On the claim that 2024 marked a recovery, the Majority said that the argument was “overstated.”
It acknowledged that losses narrowed in 2024 but said the improvement was influenced by “temporary exchange rate conditions” and “one-off valuation adjustments.”
“These were not structural gains,” it said, adding that the accounts themselves showed such improvements could reverse depending on macroeconomic conditions.
“Presenting 2024 as a sustained recovery path is selective and misleading.”
The Majority said the 2025 increase in losses was clearly explained in the report.
It cited “higher interest costs from open market operations used to reduce inflation,” “exchange rate and foreign currency revaluation effects,” and “ongoing legacy costs from the 2022 to 2023 crisis, including the Domestic Debt Exchange Programme.”
“These are not new policy failures. They are the continuation of stabilisation measures and the lingering effects of earlier interventions.”
On negative equity, the Majority accepted that it had widened to about GH¢93.8 billion. But it insisted that “this is not a sign of insolvency.”
“Central banks can operate effectively with negative equity. The Bank remains operational due to its statutory backing and sovereign guarantee.”
The response also rejected claims of a sudden policy shift.

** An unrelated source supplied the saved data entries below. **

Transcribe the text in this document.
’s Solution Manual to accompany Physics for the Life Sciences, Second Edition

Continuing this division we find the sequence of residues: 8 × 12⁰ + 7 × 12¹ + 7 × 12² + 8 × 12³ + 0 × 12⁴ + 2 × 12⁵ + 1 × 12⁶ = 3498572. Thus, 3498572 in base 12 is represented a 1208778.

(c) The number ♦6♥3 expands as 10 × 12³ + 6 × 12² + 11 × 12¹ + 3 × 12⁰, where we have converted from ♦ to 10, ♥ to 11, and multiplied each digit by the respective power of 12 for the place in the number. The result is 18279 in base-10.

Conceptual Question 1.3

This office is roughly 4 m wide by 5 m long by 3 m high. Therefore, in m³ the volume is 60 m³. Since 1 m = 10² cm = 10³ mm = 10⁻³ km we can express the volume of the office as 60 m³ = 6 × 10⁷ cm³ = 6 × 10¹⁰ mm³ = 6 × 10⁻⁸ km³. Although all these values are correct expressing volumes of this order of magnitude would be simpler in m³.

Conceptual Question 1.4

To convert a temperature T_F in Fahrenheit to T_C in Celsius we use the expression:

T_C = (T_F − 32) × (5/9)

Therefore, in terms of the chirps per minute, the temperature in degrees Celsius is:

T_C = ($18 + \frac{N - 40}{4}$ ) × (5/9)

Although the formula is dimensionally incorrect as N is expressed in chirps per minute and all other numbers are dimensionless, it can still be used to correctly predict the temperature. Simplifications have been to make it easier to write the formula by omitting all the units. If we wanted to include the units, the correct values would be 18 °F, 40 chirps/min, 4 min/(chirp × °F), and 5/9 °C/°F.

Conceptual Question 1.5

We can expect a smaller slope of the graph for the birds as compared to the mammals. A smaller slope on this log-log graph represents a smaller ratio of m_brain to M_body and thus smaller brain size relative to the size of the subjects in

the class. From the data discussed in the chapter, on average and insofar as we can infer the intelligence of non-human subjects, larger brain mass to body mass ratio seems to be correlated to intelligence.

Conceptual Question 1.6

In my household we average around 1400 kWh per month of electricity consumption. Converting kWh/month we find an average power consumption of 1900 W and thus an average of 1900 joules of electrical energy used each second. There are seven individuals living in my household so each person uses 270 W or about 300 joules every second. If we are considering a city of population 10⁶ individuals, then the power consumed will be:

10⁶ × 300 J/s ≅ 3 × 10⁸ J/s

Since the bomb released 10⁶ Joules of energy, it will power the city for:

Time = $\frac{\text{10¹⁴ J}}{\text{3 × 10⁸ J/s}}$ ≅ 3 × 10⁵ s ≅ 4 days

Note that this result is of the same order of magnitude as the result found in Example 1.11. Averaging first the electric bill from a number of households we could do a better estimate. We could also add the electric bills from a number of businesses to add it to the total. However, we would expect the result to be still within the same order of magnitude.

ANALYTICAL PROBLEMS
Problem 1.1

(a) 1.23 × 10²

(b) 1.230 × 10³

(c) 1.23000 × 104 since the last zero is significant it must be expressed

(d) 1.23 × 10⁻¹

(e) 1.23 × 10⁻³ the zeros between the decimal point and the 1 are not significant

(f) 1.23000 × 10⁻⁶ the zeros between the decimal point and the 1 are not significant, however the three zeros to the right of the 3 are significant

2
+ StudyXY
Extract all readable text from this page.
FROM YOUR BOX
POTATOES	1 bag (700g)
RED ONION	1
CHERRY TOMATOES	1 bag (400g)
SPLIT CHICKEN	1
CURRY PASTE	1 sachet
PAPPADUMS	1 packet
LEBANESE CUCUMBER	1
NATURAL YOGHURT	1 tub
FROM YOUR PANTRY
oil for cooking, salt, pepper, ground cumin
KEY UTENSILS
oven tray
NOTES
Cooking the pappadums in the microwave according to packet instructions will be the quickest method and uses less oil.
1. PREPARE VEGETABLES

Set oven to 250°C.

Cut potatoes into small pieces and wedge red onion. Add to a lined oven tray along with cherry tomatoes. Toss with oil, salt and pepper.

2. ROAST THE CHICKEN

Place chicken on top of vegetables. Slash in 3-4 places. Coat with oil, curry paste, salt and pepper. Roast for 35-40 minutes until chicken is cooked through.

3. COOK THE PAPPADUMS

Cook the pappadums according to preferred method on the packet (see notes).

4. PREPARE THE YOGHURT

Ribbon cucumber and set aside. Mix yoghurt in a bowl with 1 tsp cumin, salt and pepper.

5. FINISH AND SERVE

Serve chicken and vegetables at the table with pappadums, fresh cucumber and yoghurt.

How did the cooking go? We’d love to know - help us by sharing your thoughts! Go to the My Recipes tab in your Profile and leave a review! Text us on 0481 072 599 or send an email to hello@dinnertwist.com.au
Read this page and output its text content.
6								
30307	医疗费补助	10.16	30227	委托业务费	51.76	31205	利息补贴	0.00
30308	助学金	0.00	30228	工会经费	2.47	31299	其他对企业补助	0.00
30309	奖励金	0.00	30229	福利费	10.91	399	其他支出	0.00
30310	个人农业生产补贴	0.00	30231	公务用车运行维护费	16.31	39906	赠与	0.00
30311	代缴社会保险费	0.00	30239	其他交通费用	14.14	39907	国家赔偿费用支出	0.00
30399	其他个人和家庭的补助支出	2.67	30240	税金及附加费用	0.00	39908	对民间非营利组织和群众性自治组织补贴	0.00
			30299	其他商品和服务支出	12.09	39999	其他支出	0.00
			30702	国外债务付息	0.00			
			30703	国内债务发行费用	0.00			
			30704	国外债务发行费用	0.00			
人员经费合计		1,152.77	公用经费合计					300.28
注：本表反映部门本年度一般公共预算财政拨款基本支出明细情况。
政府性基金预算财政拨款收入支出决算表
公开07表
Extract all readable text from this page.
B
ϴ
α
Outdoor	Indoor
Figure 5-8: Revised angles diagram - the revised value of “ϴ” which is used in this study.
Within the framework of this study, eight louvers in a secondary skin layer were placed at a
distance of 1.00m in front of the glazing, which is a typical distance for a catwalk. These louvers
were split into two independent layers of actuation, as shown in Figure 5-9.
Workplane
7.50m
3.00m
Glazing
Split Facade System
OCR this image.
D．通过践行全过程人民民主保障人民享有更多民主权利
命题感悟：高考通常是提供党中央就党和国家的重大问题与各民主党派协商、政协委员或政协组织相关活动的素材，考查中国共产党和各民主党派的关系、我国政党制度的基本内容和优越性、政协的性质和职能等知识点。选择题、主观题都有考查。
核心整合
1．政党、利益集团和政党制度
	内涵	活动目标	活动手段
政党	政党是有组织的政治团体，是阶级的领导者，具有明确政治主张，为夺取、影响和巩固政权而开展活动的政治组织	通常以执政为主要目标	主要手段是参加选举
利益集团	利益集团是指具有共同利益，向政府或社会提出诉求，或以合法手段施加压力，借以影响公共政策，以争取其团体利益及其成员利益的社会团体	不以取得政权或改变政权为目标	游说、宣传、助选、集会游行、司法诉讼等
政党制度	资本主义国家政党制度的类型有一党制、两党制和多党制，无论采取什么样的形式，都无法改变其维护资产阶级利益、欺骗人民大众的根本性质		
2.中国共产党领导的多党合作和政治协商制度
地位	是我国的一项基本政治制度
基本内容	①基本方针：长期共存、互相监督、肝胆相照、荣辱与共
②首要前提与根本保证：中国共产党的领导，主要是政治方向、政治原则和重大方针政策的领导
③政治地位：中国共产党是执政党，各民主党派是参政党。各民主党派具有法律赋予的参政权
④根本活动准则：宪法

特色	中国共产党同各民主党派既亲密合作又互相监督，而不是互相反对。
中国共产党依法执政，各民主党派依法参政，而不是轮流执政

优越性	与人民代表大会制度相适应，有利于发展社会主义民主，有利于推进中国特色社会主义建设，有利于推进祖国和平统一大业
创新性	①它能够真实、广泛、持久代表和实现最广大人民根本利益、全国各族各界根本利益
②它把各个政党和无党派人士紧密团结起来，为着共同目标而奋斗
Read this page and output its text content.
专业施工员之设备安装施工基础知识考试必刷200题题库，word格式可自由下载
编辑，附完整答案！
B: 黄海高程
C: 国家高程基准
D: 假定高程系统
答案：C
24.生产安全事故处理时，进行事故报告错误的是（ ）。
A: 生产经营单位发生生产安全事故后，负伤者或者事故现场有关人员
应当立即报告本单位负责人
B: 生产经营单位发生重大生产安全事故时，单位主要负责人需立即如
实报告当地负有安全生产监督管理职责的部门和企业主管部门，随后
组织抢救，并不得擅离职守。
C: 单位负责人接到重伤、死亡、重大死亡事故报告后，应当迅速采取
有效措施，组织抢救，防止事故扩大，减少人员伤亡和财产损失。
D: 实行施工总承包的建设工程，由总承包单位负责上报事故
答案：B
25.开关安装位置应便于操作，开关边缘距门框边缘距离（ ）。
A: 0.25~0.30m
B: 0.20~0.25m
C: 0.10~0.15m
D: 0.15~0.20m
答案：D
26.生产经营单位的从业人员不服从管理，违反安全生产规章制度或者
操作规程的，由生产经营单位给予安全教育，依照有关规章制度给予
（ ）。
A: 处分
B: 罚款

“The Bank’s reports show continuity in inflation targeting, exchange rate stabilisation, and alignment with the IMF-supported programme.”
“There is no evidence of a policy shift that explains the outcome the Minority is suggesting.”
It said 2025 was a “stabilisation year” in which “inflation was brought down, the exchange rate was stabilised, and fiscal consolidation continued.”
“What the Minority describes as a ‘reversal’ is, in reality, the financial cost of completing macroeconomic stabilisation. The numbers must be read in context, not in isolation.”